Eight systematic reviews were rated by all reviewers using AMSTAR-PF.
Planned measures included intrapair and inter-pair agreement using Cohen’s and Fleiss’ kappa, time of use and time to reach consensus. Interrater agreement was an added measure, and Gwet’s agreement coefficient was calculated and presented due to its greater stability across agreement levels. The percentage of intrapair agreements identical or one category apart was also presented.

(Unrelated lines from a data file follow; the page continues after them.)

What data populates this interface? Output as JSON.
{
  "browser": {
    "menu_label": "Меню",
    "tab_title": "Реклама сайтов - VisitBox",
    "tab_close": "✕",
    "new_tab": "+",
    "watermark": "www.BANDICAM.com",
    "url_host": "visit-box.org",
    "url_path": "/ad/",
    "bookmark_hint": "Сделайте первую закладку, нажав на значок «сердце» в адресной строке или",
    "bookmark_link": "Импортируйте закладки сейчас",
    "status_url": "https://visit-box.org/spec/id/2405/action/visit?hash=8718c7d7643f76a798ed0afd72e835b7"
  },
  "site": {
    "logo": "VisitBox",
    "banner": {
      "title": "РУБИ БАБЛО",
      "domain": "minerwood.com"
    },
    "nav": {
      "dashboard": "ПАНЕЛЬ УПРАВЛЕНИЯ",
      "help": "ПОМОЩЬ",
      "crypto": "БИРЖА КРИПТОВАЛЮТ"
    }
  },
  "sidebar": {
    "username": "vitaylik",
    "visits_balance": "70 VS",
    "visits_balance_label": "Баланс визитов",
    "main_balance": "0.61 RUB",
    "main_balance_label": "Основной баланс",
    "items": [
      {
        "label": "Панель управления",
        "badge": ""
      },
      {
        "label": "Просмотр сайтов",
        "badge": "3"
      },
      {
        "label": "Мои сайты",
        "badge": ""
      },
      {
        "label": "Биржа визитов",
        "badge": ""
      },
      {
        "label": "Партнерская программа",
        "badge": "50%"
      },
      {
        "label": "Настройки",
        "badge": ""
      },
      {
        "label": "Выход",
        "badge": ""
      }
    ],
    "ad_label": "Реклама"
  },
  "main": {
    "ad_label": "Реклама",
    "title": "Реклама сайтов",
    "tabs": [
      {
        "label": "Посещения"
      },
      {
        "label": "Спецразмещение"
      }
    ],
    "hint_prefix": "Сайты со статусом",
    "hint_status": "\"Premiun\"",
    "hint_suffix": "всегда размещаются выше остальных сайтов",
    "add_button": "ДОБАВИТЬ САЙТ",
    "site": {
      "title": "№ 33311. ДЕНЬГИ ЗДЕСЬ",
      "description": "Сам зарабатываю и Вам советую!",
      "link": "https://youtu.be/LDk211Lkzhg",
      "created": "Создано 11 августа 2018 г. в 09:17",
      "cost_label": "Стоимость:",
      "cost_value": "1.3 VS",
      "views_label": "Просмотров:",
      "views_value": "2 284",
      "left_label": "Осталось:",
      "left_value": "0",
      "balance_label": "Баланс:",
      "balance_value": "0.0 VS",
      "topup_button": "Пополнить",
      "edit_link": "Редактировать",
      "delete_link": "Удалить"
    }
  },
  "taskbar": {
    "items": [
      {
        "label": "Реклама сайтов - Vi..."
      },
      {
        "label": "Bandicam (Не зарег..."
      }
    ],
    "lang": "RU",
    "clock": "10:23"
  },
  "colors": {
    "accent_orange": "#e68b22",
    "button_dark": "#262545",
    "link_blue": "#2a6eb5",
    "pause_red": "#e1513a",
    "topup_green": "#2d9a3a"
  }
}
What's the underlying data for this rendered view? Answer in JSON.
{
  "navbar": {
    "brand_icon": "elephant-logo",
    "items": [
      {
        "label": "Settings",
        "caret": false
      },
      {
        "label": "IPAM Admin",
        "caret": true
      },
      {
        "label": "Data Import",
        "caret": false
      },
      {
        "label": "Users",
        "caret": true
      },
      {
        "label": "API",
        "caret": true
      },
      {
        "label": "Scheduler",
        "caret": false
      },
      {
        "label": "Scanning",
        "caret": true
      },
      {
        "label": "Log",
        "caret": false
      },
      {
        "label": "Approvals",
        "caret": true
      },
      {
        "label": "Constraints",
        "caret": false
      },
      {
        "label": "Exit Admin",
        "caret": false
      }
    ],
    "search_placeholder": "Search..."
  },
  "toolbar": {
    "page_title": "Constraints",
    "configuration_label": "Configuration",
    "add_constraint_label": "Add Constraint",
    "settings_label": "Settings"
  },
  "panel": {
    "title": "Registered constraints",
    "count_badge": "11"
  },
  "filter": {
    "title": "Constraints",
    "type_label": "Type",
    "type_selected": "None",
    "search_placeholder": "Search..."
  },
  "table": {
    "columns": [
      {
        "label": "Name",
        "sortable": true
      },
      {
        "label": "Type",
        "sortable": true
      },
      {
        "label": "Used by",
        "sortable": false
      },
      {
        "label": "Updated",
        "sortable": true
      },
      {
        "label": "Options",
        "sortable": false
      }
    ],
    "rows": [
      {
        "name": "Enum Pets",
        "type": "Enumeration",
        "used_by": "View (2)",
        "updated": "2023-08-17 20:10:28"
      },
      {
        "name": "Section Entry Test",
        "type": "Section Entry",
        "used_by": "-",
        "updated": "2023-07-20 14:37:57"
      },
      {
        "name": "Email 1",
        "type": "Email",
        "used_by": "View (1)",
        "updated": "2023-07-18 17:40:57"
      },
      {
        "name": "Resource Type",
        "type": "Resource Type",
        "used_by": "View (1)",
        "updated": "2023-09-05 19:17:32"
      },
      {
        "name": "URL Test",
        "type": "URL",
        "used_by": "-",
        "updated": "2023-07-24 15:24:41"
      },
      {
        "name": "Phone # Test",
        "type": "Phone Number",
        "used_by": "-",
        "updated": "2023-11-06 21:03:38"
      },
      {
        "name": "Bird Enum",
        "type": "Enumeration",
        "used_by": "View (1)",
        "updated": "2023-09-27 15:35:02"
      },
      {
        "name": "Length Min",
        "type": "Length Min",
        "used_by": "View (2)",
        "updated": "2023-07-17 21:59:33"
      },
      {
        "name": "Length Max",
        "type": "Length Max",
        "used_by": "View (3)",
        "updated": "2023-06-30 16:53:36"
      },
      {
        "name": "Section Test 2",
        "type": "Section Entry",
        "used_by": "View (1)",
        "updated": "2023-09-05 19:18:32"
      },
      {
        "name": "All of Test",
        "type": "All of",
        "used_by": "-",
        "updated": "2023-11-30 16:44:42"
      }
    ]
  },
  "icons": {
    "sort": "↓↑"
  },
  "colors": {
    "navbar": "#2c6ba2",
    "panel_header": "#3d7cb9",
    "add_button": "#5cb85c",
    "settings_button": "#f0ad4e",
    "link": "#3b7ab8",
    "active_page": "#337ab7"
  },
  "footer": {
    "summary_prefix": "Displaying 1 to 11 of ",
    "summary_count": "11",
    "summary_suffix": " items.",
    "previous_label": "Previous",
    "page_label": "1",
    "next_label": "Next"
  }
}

Interrater agreement averaged 0.59 (range 0.21–0.90), inter-pair agreement 0.61 (range 0.24–0.91) and intrapair agreement 0.75 (range 0.45–0.95) across the domains, with agreement for the overall rating 0.46 (95% CI 0.30 to 0.62) for interrater agreement, 0.46 (95% CI 0.17 to 0.74) for inter-pair agreement and 0.68 (range of averages 0.22–1.00) for intrapair agreement. The majority (60.7%) of intrapair ratings were identical, with 94.6% of final ratings either identical or only one category different for the overall appraisal. The time taken to appraise a study with AMSTAR-PF improved with use and averaged around 34 min after the first two appraisals.
Despite some variance in agreement for different domains and between different appraisers, the testing results suggest that AMSTAR-PF has clear utility for appraising the quality of systematic reviews of prognostic factor studies.